Aux commandes du restaurant Rouge à Nîmes, la cheffe Georgiana Viou revient chez elle, à Marseille, pour faire la promotion de son livre retraçant son parcours « atypique » du Bénin à l’étoile Michelin. Rencontre.
Après avoir cuisiné pour 150 convives aux Grandes tables de la Friche, Georgiana Viou s’accorde un peu de repos à l’hôtel Mercure sur la Canebière. La cheffe étoilée nous reçoit avant de repartir dédicacer son livre « Oui cheffe ! Du Bénin à l’étoile Michelin, itinéraire d’une battante » paru aux éditions Michel Lafon mi-mars.
C’est Olivier Montels, ex-directeur adjoint des antennes et programmes France Télévisions, qui a initié ce projet littéraire. Au départ, Georgiana Viou était plutôt « flippée » à l’idée de se raconter. Mais la vague de messages saluant son « parcours inspirant », quand elle reçoit son étoile Michelin en 2023 pour son travail chez Rouge à Nîmes, l’a fait changer d’avis.
Seule condition : l’accord de ses enfants Steven, Paul-Arthur et Margot, sa « tribu d’amour ». Car Georgiana parle beaucoup d’eux dans cet ouvrage. Elle livre même des « choses qu’elle n’a pas pu leur dire en vrai ».
Sa première grossesse qui l’a poussée à arrêter ses études, son divorce, une agression sexuelle lors de son adolescence… La grossophobie, le racisme, le sexisme ont aussi jalonné son parcours « atypique », dès son arrivée en France pour suivre ses études. Mais Georgiana Viou n’en fait pas une fatalité.

Marseille dans la peau
Tombée dans la marmite de la cuisine il y a 15 ans, la cheffe de 48 ans est sans tabou et cherche sa liberté partout. Si elle travaille à Nîmes depuis 2021, elle revient toujours à Marseille avec la même envie. « C’est à Marseille que la cuisinière est née » avec son premier restaurant L’Atelier de Georgiana en 2011.
Puis Chez Georgiana en 2015 lui a valu le trophée Jeunes Talents et deux toques au Gault & Millau. La cheffe a aussi aidé Florent Manaudou au lancement de la Piscine sur le Vieux-Port en 2016. Son plongeur de l’époque, sans jeu de mots, l’avait suivi dans cette aventure.
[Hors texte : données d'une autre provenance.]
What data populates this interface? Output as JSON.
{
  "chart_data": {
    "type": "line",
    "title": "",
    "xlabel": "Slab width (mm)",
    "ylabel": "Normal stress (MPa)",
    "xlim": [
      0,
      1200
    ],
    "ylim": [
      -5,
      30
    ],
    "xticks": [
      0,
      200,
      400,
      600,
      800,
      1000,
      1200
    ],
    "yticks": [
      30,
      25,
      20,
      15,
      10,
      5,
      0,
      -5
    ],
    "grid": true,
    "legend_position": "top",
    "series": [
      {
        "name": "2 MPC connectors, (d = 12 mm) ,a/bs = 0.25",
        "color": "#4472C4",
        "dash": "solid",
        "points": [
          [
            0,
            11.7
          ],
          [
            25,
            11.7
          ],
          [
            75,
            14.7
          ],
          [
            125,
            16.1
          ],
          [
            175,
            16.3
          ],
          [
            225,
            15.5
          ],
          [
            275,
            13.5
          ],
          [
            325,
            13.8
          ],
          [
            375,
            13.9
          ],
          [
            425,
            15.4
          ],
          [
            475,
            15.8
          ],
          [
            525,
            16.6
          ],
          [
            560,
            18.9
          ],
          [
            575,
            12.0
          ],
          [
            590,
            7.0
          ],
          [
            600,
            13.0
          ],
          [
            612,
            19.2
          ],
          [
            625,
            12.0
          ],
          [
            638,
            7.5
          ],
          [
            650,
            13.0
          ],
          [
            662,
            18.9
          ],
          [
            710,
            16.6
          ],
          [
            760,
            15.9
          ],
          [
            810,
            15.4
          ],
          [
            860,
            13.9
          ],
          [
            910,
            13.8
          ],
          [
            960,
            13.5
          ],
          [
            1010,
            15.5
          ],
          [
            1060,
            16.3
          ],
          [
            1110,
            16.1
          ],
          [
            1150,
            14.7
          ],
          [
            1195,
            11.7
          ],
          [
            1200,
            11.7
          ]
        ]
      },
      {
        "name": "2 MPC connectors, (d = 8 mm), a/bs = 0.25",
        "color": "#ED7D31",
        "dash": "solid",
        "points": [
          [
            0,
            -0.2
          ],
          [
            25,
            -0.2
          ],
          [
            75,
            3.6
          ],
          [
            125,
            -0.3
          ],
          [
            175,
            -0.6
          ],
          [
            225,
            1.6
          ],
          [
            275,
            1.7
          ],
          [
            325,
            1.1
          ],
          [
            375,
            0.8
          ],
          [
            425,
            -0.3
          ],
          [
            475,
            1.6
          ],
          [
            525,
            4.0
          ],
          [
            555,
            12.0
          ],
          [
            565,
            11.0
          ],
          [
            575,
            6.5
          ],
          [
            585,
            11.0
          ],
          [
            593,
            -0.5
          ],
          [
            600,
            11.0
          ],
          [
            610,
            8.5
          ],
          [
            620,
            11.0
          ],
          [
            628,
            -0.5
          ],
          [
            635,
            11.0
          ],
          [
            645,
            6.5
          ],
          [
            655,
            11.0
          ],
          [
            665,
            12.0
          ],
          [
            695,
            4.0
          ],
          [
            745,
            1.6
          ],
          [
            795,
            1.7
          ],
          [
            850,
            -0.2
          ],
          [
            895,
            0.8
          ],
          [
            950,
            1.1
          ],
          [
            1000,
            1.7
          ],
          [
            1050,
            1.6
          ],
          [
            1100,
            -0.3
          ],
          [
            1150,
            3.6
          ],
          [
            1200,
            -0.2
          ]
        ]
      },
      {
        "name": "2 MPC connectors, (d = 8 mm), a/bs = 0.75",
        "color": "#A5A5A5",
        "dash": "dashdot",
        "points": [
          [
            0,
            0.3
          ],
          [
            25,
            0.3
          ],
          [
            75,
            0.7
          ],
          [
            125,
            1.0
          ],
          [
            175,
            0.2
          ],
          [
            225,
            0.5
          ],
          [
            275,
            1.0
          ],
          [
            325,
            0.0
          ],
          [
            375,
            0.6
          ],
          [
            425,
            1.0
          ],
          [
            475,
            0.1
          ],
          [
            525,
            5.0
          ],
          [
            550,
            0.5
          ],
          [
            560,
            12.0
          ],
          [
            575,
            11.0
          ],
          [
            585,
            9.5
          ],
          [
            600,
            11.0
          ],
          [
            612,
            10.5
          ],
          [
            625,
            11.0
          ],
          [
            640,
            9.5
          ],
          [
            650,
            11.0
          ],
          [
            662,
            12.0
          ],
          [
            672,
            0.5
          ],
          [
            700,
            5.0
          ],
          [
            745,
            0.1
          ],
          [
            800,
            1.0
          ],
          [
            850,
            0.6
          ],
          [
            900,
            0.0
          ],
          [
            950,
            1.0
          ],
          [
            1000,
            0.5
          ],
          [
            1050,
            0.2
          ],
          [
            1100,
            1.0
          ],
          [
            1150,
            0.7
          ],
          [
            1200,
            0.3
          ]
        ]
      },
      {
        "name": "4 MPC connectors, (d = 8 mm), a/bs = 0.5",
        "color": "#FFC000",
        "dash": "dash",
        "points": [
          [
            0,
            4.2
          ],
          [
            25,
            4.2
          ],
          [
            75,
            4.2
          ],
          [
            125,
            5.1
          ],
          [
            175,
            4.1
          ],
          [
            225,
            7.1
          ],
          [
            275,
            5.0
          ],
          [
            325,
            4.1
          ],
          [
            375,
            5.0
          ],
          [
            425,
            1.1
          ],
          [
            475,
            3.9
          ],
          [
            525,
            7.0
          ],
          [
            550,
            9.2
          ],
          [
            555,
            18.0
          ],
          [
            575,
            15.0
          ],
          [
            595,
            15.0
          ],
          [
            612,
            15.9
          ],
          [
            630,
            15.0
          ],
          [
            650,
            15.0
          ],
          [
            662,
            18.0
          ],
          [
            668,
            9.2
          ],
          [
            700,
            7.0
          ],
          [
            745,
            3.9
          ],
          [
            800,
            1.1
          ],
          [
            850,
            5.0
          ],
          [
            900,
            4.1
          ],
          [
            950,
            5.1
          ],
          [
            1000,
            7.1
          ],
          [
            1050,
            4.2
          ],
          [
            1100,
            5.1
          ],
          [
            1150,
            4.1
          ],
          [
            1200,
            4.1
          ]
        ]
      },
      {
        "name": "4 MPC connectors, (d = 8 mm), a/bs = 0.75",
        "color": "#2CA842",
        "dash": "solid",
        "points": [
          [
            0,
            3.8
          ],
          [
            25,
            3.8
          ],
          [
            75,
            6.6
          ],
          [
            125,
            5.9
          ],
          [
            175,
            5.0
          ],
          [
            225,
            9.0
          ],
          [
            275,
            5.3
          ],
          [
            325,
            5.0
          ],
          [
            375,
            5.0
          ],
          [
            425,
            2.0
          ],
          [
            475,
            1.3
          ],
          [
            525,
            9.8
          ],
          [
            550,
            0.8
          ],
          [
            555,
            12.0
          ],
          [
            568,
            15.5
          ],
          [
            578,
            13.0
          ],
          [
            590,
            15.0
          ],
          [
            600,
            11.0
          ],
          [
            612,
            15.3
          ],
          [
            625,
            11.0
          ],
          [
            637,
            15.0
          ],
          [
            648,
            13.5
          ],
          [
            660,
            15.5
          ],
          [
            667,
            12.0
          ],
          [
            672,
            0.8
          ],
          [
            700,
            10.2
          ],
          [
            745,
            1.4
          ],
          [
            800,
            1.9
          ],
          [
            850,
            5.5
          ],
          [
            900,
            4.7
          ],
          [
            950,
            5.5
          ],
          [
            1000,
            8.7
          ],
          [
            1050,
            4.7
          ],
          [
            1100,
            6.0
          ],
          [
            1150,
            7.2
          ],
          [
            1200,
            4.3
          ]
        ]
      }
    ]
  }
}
Une belle histoire puisqu’il est désormais à la tête du restaurant.
La béninoise devait aussi participer à l’aventure de la Casa Méditerranée aux côtés du chef Sébastien Richard, avant que le projet ne s’enlise faute d’équilibre financier. Fruit du hasard, ou non, les fenêtres du Mercure donnent sur les rideaux baissés de l’ancienne boutique Piery où devait s’installer l’établissement.
Transmettre au Bénin
Ce palmarès reflète sa personnalité « hyperactive » telle qu’elle se décrit. Mais ça ne suffisait pas. Son étoile qui la rend « visible, audible, crédible » doit lui servir. Georgiana a donc accepté de signer la carte du restaurant L’Ami à Cotonou, dans son pays natal au Bénin, en décembre dernier.
Elle s’y rend tous les mois pour les former à sa cuisine. Et diffuser ses valeurs : travail, respect des autres et de la nature. « Il faut du bon sens pour faire les choses, comme ne plus ouvrir l’eau pour la regarder couler. J’ai une phobie de l’eau car partout, même en Afrique, ils n’ont pas conscience qu’elle va disparaître », s’étouffe la toque.
Ces 15 années de travail ont ainsi fait naître une envie de s’engager pour améliorer le milieu de la restauration. « Ce livre, c’est ma façon de manifester », glisse celle qui s’est aussi engagée dans la plateforme Restaure, pour une gastronomie plus responsable, lancée à Marseille en novembre dernier.
Vers un nouveau restaurant à Marseille ?
Ce mouvement, porté par sept associations, veut embarquer des professionnels de la restauration pour un management plus respectueux, alors que le secteur traverse un fort taux de turn-over et des pénuries de recrutement.
Restaure entend aussi rendre la cuisine plus inclusive, un des combats personnels de Georgiana. Elle a notamment travaillé aux Beaux-Mets, un restaurant innovant pour réinsérer les prisonniers des Baumettes, dont elle garde un très bon souvenir.
Mais un rêve lui trotte encore dans la tête. Restaurer un hôtel particulier vers Marseille avec 4 chambres pour elle et ses trois enfants. Au rez-de-chaussée, en face d’un jardinet, elle recevrait des invités dans un restaurant intimiste. « La cuisine, j’ai l’impression d’y être arrivée par accident mais plus le temps passe, plus je réalise que c’est ma destinée », confie-t-elle.